Holding Institutions: 

Library and Archives Canada: 35mm, VHS, Digibeta.
"Footage taken by the Ford Motor Company of Canada Limited in aid of [the] Greater Food Production Movement, and dedicated to the Canada Food Board. The Border Manufacturers' Farmer Association of Windsor, Walkerville, Sandwich, Ford and Ojibway have a novel scheme for increasing food production. Some land within three miles of Windsor, Ontario which has not been touched with the plough in four years and some adjacent land which this Association is putting under cultivation. There are 200 acres under cultivation, with plans to use 500 acres. Man sitting on tractor, posing for camera. A group of officers and active participants in the movement, including Harry Neal, who came up with the idea.

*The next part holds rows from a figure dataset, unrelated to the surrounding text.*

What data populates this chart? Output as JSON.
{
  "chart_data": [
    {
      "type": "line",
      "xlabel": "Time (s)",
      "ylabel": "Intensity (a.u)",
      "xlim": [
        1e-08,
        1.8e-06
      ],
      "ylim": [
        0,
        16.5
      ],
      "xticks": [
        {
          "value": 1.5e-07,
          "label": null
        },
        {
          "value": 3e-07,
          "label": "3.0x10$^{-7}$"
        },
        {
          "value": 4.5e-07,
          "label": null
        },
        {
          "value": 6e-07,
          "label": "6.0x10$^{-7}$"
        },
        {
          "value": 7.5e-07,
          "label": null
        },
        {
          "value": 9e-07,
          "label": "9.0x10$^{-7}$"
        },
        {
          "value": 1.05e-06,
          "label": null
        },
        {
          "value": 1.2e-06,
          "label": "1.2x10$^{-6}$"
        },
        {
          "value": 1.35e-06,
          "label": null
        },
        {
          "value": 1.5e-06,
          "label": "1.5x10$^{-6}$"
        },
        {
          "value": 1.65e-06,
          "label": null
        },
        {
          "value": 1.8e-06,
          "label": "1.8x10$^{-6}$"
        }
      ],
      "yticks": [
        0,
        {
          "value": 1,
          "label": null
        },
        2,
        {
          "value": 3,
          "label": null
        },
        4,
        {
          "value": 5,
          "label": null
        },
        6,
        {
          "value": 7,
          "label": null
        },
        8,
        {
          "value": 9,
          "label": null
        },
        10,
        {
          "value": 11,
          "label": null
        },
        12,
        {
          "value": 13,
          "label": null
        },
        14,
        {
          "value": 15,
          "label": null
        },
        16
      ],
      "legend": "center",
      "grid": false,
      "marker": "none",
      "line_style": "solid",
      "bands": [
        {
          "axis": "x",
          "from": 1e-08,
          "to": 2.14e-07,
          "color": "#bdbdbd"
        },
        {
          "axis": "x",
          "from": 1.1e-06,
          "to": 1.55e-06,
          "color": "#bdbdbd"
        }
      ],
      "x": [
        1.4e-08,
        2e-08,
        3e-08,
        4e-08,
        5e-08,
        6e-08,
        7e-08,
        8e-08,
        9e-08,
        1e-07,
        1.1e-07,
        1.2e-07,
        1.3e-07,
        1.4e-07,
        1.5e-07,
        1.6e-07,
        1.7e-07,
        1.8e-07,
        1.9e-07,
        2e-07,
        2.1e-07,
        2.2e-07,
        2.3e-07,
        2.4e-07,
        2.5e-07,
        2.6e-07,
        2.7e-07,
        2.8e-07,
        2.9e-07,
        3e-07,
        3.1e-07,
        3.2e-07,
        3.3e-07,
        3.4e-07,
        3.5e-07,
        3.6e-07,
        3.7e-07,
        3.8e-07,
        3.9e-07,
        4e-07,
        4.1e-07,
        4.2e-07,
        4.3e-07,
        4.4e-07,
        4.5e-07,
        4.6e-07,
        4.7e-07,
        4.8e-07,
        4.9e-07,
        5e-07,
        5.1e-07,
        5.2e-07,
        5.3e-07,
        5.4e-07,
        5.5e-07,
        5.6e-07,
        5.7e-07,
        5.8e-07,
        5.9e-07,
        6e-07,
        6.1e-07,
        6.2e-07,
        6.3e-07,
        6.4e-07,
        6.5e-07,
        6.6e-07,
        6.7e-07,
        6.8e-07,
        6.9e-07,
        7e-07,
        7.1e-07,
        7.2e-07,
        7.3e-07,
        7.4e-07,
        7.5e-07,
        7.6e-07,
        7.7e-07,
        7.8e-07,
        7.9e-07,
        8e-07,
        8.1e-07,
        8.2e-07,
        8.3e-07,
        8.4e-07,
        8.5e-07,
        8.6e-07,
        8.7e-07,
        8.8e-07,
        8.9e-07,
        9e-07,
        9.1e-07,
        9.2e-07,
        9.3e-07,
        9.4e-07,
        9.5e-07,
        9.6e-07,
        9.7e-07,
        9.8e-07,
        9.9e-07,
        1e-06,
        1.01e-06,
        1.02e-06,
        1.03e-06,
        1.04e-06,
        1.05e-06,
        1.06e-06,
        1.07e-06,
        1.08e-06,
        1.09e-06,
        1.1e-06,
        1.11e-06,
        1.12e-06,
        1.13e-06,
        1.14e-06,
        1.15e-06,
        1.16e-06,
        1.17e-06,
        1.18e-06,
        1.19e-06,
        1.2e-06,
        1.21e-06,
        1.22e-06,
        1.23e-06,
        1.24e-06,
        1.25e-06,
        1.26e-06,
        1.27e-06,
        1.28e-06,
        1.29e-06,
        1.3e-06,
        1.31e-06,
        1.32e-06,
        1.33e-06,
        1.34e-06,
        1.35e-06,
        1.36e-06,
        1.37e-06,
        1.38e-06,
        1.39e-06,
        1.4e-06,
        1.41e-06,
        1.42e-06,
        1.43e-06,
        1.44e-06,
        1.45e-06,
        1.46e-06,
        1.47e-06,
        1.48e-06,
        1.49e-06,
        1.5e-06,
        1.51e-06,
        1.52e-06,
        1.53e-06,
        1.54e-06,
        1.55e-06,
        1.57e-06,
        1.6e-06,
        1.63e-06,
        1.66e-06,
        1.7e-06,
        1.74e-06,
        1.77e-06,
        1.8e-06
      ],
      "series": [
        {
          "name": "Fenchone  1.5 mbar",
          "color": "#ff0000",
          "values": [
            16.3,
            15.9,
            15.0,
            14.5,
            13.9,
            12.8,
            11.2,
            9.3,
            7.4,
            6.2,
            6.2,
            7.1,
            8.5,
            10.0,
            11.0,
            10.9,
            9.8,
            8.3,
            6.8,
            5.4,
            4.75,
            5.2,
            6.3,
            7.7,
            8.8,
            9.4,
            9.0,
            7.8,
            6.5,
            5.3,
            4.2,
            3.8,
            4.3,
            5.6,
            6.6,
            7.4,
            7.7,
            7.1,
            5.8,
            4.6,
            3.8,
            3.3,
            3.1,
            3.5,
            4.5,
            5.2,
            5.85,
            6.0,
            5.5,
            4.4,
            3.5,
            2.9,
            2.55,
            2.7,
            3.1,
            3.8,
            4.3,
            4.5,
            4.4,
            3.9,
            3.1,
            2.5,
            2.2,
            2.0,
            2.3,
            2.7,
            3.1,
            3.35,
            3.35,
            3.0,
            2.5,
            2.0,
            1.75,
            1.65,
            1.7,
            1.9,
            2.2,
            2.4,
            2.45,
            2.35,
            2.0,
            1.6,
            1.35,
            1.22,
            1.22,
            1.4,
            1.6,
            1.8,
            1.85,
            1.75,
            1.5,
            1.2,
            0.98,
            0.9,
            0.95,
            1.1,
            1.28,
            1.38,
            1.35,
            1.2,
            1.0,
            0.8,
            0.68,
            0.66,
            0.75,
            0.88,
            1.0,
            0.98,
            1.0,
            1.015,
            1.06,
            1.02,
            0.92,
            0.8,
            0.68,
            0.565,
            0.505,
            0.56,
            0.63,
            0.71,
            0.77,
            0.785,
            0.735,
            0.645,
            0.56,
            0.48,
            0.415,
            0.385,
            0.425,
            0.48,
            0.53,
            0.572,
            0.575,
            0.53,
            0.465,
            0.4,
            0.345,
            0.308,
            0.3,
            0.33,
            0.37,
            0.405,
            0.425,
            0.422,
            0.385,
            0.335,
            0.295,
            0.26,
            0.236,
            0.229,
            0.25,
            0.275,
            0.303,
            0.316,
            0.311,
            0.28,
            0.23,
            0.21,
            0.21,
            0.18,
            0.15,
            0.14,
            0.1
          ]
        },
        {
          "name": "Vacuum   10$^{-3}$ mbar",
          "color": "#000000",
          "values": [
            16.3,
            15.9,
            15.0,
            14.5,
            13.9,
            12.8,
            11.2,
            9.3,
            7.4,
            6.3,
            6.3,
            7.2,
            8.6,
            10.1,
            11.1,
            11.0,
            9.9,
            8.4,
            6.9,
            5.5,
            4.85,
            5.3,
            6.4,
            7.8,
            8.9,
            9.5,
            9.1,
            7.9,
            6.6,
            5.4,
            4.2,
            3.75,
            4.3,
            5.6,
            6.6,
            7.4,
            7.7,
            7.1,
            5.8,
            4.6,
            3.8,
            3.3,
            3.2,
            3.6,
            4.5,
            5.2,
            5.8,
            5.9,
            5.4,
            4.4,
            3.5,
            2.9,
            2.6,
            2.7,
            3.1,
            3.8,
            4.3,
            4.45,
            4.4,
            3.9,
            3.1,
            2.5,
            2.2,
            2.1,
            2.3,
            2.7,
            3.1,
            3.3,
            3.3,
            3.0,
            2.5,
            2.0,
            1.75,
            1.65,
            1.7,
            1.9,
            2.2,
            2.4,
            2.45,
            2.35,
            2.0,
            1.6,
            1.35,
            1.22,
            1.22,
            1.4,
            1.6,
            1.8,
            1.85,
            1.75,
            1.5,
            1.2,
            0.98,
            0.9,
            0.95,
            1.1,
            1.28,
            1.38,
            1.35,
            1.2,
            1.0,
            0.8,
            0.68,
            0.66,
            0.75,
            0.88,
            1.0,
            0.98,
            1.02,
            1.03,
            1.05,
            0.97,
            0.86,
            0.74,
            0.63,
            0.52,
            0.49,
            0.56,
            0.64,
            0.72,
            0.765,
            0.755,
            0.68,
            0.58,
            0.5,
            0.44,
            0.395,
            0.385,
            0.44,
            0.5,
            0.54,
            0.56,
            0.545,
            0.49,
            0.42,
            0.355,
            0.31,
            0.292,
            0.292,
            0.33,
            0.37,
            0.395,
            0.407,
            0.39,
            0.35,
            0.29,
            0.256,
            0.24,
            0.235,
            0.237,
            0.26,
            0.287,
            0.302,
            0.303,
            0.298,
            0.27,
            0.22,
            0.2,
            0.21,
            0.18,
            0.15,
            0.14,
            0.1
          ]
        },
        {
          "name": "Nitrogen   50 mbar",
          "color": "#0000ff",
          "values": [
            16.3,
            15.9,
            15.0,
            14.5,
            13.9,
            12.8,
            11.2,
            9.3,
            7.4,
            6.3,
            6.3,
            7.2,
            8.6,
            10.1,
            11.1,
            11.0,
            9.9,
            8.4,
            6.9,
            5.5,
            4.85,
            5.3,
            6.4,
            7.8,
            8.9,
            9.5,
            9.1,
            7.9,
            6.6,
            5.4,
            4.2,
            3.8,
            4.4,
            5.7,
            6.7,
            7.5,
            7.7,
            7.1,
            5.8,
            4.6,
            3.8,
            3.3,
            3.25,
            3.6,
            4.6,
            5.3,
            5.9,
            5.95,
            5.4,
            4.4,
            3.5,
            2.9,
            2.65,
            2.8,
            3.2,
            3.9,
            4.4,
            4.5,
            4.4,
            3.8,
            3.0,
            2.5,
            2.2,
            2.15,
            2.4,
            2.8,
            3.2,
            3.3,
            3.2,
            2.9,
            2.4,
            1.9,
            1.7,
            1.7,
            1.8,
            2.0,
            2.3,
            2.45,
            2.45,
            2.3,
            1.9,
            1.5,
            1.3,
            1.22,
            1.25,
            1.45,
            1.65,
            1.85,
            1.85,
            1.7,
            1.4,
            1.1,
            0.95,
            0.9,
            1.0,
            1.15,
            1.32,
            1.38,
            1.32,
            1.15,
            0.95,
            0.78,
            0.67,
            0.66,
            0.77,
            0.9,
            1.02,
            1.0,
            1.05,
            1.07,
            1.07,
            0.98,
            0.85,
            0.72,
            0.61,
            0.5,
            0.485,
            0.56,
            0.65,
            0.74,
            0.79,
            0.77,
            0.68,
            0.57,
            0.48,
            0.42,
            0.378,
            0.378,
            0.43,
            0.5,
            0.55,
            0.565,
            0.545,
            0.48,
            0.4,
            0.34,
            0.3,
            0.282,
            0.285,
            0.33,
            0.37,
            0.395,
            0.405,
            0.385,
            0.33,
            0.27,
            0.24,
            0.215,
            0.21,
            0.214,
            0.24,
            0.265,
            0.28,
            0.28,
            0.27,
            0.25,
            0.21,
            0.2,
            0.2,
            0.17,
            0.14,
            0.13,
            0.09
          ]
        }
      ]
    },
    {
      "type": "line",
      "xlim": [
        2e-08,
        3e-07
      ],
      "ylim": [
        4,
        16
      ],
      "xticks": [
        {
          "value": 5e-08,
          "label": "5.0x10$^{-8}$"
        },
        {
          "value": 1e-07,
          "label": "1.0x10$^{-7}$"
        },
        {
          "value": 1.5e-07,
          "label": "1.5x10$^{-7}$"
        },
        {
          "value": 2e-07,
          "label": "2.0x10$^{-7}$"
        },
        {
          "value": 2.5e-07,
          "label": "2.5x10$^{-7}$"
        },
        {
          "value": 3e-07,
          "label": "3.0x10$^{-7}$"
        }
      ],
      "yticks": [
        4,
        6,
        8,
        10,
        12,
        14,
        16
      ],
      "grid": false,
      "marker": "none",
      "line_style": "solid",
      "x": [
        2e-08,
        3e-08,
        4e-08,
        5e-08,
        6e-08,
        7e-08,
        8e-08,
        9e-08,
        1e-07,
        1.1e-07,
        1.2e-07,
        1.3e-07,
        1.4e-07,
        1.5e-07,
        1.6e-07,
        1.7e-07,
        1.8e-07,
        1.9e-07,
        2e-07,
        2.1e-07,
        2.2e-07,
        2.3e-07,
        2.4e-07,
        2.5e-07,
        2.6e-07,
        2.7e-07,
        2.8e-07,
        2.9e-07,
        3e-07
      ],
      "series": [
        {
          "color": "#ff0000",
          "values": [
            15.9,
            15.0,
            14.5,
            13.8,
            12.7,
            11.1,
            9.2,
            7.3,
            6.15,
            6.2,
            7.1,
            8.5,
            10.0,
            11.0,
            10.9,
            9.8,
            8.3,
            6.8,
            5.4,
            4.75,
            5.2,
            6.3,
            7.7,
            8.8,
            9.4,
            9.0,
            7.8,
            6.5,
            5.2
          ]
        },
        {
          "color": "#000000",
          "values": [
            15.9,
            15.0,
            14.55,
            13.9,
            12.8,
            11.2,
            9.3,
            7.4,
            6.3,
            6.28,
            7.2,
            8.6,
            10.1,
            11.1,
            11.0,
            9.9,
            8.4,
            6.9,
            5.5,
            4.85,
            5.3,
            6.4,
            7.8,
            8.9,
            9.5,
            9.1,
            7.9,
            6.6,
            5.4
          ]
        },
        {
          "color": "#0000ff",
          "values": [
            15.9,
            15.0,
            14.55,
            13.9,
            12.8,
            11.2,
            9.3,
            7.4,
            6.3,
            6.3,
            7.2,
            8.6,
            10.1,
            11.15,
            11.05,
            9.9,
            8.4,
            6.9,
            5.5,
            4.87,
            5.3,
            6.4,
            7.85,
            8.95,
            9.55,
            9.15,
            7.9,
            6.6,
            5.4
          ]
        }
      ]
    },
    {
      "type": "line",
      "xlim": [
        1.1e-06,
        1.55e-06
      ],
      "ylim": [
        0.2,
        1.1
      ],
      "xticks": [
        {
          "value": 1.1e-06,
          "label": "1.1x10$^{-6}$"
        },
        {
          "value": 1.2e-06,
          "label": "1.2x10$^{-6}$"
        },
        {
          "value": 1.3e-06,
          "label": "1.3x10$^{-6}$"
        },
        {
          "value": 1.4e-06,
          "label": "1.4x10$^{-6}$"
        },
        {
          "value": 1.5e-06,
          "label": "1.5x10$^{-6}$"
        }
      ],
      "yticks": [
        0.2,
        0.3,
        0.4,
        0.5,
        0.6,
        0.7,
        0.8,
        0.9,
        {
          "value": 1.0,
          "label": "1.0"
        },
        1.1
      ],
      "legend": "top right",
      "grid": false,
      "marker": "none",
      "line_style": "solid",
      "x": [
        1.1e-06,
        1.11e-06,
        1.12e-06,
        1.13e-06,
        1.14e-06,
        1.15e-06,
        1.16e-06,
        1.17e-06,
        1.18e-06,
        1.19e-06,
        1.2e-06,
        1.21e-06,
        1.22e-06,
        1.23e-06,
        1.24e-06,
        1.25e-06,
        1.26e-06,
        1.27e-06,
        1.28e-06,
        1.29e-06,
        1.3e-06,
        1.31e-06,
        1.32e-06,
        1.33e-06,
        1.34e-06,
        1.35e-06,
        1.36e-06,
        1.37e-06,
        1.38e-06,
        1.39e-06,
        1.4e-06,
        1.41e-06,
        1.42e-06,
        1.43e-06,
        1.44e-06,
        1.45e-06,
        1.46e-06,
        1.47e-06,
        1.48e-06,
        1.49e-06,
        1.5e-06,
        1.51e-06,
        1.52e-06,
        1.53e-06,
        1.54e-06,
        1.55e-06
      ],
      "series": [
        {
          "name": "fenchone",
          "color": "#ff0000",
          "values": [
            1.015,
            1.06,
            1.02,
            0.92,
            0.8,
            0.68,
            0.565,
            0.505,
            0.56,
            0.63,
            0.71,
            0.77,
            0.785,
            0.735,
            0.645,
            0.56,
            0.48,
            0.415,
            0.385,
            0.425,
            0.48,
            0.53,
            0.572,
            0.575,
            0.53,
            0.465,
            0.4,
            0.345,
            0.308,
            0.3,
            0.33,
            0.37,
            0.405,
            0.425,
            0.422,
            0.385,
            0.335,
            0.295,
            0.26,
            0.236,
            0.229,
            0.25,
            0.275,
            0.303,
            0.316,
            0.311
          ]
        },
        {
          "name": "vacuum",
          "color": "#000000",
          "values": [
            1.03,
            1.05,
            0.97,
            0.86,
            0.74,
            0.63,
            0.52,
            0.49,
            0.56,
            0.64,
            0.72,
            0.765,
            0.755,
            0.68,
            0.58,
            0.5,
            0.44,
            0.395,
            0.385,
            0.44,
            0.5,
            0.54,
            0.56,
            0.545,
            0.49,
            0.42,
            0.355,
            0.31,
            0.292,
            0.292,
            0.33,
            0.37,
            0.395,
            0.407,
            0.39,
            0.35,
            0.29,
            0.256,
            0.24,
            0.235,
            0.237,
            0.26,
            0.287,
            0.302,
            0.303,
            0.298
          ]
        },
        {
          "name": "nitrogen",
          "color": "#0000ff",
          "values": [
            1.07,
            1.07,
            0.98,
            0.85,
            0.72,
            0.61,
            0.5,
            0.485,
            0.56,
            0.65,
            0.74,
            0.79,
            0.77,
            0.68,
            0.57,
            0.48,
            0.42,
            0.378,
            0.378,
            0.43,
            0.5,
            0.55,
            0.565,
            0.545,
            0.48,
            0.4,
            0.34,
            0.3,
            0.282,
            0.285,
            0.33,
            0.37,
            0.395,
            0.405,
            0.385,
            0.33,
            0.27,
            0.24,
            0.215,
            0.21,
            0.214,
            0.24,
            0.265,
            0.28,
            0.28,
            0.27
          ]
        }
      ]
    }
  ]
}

The idea is spreading because the scheme does not interfere with farm labour. Rather, it uses factory labour, a great part of which originally came from the farm and is experienced in farm work. Scenes near Chatham, Ontario show man on tractor ploughing a field, various types of Ford tractors pulling cultivating implements, a roller and a wagon, men forking some kind of vegetation or manure onto a wagon, tractor pulling two wagons, spreading manure(?); more ploughing; man measures depth of ploughing and lifts up chunk of earth; teams of horses pulling road scraper replaced by one Fordson tractor; horses and tractor stand side-by-side; the tractor is fuelled by kerosene while a horse can consume the produce of five acres each year. Man puts fuel in tractor. Various kinds of road-making equipment."